Changes to clarify when accommodation and employee allowances are non-taxable
The Taxation (Annual Rates, Employee Allowances, and Remedial Matters) Act 2014 enacted late June 2014 has introduced a number of changes to the tax treatment of Employee allowances. These changes clarify the tax treatment of Employer-provided accommodation, accommodation allowances and other payments provided to Employees as reimbursement for expenses.
Key features
The following key features are subject to certain conditions:
- Accommodation and accommodation payments provided to Employees on out-of-town secondments of up to two years or while on out-of-town capital projects of up to three years, are exempt from tax. These time periods are extended under specific transitional rules for people working on Canterbury earthquake recovery projects.
- Accommodation and accommodation payments provided to Employees who are required to work regularly in more than one location are exempt from tax.
- Accommodation and meals when employees attend a conference or training course are exempt from tax.

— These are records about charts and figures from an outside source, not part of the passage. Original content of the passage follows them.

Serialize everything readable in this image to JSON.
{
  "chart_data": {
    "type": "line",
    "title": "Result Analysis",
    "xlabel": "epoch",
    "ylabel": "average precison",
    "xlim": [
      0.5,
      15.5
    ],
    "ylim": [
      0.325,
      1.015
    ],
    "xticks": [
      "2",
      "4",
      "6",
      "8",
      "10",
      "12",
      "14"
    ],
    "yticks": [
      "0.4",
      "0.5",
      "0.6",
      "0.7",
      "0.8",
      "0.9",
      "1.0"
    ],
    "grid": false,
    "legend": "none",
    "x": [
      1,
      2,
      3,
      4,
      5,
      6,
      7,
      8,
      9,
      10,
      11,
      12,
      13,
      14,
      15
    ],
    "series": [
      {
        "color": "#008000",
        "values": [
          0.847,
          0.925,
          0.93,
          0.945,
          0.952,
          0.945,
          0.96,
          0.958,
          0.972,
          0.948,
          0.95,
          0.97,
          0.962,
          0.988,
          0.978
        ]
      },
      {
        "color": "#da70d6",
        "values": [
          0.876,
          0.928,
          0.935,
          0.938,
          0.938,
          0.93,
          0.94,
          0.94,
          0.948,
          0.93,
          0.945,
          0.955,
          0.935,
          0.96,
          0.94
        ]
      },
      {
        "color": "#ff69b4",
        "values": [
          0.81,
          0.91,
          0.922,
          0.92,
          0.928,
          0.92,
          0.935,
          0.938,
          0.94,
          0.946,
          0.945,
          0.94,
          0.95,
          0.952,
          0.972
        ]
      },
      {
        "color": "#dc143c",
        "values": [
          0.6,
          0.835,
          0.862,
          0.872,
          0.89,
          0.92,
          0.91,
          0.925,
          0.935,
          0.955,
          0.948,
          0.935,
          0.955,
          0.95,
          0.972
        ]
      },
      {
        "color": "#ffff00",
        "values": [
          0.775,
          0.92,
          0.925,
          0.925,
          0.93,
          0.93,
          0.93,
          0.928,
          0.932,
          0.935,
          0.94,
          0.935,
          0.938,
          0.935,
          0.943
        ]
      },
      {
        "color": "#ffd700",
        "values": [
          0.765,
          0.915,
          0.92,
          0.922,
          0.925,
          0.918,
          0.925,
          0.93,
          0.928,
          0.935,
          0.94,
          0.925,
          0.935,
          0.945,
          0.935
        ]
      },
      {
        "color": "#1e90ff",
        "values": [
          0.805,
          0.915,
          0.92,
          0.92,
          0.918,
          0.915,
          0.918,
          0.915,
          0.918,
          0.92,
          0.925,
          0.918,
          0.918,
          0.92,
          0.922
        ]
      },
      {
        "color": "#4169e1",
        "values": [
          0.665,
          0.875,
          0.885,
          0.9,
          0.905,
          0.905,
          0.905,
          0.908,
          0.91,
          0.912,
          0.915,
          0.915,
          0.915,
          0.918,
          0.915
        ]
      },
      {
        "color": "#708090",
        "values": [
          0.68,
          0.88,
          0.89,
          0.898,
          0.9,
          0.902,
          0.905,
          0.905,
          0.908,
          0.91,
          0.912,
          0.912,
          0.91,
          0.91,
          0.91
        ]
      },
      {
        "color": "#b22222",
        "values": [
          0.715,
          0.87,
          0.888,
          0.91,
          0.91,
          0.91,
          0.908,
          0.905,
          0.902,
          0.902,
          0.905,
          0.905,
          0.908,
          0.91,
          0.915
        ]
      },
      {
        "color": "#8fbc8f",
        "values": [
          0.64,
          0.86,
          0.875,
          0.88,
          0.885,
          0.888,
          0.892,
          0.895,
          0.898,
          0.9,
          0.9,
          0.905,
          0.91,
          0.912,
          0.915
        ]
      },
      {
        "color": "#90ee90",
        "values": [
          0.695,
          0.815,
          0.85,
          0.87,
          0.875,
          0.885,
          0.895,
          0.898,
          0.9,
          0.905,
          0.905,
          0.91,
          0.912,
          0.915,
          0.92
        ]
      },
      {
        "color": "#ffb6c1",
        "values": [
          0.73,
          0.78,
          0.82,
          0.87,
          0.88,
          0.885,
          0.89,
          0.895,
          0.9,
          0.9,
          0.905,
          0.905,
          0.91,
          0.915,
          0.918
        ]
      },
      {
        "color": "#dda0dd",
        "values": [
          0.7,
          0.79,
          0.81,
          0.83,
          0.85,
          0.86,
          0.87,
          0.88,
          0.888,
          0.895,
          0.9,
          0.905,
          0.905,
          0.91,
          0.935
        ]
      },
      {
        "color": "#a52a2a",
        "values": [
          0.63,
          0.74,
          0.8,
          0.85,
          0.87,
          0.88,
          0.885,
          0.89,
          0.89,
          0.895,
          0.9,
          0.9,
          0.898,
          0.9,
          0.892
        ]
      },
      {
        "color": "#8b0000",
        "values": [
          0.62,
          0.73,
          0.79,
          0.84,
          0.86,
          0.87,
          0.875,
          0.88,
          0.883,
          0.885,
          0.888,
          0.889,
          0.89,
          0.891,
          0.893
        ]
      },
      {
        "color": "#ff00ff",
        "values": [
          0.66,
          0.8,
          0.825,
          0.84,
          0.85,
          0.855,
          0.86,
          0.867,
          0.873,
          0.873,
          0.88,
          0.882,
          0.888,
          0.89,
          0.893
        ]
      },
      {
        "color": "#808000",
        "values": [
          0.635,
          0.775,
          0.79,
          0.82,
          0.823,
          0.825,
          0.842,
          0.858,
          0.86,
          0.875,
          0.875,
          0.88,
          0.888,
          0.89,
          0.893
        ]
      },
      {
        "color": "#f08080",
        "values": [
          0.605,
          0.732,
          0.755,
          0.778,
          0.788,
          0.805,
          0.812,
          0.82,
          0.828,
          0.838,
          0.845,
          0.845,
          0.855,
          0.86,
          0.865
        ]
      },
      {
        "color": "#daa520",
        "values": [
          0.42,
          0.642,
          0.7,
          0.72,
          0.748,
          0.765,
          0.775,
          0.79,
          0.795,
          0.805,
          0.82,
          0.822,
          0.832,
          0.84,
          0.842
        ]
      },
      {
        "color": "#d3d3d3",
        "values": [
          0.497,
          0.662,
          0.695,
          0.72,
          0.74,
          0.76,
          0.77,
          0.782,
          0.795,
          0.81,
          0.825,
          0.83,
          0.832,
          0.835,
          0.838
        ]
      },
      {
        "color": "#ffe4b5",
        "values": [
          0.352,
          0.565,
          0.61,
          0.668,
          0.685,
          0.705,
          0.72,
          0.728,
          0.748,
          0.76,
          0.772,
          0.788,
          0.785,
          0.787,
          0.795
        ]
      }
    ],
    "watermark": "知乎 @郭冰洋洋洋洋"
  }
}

When accommodation is taxable, it is generally taxable on its market rental value.
Other features include meal costs linked to work related travel, which will not be taxed for up to three months, and distinctive clothing (such as uniforms) used for work purposes now being tax exempt in specific circumstances.
When do the new rules come into effect?
Most of the new rules will take effect from 1 April 2015. However, Employers may have the option to apply some of the new rules from 1 January 2011 provided they meet certain criteria.